The Shropshire Froggatts showed a marked propensity for marrying within the family. This is an article I have written (first published in the Shropshire Family History Society Journal) which summarises the incidences of this trait.
Even after railways opened up the country around the middle of the 19th century, people travelled relatively little before the days of the motor car, and therefore tended to find marriage partners from within their local communities. Given the rural nature of most of Shropshire and the sparse populations, it is inevitable that this would lead to instances of husband and wife being fairly closely related. I am sure, therefore, that all hardened Shropshire researchers have instances of cousins marrying somewhere in their ancestral lines.
I wonder though if any of you have come across quite as many occurrences of this as I have in my research of my mother’s maiden name, Froggatt. Very early on in my Froggatt research I telephoned Tenbury Wells District Registrar’s Office to follow up the marriage of my great grandfather, Thomas Henry Bray Froggatt in 1896, as I did not know the maiden name of his wife. I expressed surprise when the registrar gave the bride’s name as Annie Helen Emily Froggatt. "Oh yes", she said, "the Froggatts were famous for marrying other Froggatts - they were doing it all the time". Little did I think how right I would later prove her to be!

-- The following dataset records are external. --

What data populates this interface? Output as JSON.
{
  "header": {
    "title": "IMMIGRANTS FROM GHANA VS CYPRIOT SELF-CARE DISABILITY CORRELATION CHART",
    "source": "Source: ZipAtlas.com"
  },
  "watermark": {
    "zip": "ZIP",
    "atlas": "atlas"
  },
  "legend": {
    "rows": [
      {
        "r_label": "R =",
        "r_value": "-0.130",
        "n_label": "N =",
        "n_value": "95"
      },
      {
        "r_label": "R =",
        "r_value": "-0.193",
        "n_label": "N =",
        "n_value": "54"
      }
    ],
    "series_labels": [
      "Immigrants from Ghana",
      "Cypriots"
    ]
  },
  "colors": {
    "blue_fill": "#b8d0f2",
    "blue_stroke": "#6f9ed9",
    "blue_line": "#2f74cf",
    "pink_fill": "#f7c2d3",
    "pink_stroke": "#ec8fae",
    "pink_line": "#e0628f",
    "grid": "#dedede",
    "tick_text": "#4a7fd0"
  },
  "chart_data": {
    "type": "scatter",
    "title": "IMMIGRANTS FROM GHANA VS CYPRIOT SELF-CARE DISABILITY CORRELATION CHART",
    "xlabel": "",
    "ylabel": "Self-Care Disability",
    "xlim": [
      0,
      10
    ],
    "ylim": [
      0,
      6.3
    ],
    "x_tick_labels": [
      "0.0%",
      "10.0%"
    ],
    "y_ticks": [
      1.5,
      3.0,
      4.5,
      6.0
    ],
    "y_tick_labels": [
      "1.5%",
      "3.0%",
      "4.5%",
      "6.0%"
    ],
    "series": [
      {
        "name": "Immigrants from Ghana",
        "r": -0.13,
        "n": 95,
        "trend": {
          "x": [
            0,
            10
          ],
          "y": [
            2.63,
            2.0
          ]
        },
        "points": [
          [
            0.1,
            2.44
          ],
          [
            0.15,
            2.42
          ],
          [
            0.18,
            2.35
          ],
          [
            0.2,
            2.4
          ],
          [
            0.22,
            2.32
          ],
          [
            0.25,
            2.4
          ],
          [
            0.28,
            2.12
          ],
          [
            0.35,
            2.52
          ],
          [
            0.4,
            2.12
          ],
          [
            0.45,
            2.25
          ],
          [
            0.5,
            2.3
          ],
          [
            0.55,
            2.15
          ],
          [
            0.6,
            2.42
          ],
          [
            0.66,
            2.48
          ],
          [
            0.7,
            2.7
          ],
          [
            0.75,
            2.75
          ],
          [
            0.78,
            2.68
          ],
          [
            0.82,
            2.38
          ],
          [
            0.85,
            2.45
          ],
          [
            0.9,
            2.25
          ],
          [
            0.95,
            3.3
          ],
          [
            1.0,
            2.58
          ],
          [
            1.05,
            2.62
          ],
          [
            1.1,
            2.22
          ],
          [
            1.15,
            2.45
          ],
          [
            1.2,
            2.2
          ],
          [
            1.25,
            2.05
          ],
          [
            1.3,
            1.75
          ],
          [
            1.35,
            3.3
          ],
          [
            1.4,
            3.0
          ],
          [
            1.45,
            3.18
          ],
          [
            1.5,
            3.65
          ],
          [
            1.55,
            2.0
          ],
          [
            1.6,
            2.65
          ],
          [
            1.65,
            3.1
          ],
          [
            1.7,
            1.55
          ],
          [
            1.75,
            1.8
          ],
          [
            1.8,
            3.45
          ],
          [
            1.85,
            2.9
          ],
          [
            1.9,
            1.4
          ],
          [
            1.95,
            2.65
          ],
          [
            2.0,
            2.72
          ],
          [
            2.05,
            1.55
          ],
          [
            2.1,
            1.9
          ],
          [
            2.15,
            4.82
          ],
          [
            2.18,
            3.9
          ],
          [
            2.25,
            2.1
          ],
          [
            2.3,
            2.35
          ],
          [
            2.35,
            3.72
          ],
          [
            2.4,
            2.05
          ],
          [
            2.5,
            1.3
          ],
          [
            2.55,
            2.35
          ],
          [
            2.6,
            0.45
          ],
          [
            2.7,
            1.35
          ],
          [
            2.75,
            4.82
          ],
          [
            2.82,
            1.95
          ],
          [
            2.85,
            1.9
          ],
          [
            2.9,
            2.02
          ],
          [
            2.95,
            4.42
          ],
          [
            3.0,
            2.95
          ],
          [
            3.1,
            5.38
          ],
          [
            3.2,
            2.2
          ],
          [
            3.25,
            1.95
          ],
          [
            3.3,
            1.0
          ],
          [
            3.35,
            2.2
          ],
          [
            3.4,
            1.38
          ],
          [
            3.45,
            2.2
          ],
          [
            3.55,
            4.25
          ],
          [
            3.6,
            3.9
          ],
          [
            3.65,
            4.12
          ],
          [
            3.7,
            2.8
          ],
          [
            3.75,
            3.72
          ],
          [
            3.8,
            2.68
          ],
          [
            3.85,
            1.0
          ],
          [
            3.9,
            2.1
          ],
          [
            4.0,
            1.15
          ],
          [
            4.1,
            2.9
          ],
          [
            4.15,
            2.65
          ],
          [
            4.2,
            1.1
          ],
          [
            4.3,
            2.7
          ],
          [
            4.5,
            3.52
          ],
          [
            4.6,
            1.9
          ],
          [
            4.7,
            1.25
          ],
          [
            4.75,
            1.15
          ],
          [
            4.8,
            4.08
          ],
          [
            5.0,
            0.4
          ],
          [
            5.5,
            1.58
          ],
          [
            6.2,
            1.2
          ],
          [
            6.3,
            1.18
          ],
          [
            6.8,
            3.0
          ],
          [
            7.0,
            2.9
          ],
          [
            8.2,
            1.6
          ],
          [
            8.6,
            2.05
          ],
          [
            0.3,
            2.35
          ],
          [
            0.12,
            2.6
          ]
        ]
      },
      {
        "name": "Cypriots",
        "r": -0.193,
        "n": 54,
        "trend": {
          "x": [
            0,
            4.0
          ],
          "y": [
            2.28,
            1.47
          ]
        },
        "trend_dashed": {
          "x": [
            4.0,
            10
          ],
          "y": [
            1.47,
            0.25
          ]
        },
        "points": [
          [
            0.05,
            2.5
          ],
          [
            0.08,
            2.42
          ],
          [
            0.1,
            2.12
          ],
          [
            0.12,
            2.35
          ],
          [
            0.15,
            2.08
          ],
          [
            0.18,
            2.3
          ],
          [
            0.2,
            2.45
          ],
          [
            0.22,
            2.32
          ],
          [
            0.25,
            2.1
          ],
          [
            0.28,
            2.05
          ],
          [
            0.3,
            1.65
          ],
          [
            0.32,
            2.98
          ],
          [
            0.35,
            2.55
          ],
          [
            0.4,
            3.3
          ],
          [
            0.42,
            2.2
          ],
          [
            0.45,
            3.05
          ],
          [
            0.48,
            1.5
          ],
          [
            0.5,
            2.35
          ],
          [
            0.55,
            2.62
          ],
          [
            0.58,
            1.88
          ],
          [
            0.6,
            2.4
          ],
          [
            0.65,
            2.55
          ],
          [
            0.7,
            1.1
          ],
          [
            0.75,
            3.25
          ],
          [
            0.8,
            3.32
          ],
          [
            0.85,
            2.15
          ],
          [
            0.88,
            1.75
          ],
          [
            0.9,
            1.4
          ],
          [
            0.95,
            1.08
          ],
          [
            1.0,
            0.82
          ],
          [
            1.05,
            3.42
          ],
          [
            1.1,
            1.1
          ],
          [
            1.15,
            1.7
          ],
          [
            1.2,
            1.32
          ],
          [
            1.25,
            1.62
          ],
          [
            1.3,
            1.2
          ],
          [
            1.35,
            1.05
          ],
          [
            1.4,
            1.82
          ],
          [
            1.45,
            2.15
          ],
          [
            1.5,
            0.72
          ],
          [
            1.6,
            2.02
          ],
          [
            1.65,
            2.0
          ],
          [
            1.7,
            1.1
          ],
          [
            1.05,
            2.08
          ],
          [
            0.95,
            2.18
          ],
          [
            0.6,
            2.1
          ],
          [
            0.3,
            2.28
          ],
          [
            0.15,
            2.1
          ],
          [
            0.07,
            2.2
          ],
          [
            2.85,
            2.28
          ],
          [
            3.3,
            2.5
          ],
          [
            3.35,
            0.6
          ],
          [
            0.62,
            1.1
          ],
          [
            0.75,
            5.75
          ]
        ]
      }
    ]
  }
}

It turned out my great grandparents, Thomas and Annie, were first cousins. I later found that Annie’s only sister, Theodosia Clara Froggatt, married another first cousin, Thomas Froggatt, in 1890. This latter Thomas Froggatt’s mother, Clara Georgina Froggatt, married her second cousin, Henry Froggatt, c. 1860, while Henry’s sister, Helen Froggatt, married in 1865 her second cousin, Elias Richard Froggatt, the father of the aforementioned Annie and Theodosia!
It goes on! Henry and Helen had a sister, Charlotte. She married Thomas Adams (not Froggatt!), but then her son, Thomas Henry Adams, married in 1883 Mary Ann Froggatt, his first cousin once removed. And Henry and Helen had another sister, Catherine. She married Edmund Davies and had two children, John Henry Davies and Theodocia Sarah Ann Davies. Brother and sister, John and Theodocia, married a sister and brother, Alice (1880) and Elias (c. 1886) respectively, and guess what - yes, they were Froggatts, more first cousins once removed! Not only that but this Alice Froggatt and Elias Froggatt were sister and brother to the Mary Ann Froggatt mentioned above. Now Mary Ann, Alice and Elias were the children of James Froggatt and Anne (née Poyser); they had seven children, three of whom died in infancy - so what of the seventh child, James - yes, you guessed it, he married his cousin (genuine first cousin, this time), Annie Froggatt, c. 1875.
So that’s eight marriages of first cousins, second cousins or first cousins once removed in the space of about 36 years! All were descendants of Elias and Mary Froggatt and their sons, Thomas and Elias, the family moving to Shropshire c. 1775, from the Lichfield area of Staffordshire, via a short spell at Yarpole, Herefordshire,. But even that’s not the end of the story as they had another son, John Froggatt, who married Mary Froggatt, in Birmingham in 1795. There seems little dount John and Mary were closely related - they are likely to have been first cousins, though I have yet to confirm that to my satisfaction.
And that isn’t the only way the Froggatts kept things in the family. Thomas Froggatt, the aforementioned son of Elias and Mary, married Elizabeth Norgrove in 1800. She bore him six children, but died in 1811. So Thomas promptly married Elizabeth’s sister, Theodosia Norgrove, who bore him a further nine children. And then two sons of Elias (Thomas’s brother), namely Elias and Isaac, married sisters, Charlotte and Lucy Chatham, in 1823 and c. 1835.
The Church believed that man and wife were "of one body", and therefore for a man to marry his deceased wife’s sister was equivalent to marrying his own sister, which was incest. What Elias did in marrying his deceased wife's sister was therefore illegal at the time. But he was not alone, for some fifty-odd years later, my great great grandfather, Thomas Froggatt (father to the Thomas Henry Bray Froggatt that I mentioned in the second paragraph) married a Bray sometime between 1861 and 1866 (not sure whether her name was Susan or Emily). She died and in 1866, Thomas married her sister, Helen Bray. They got married in Gloucester, far from where they both lived at the time, presumably to escape detection!
Can you imagine what the Froggatt family tree looks like when I draw it out? I have linked the duplications caused by these inter-marriages as dotted lines - it looks like Clapham Junction!
Thank goodness for modern transport!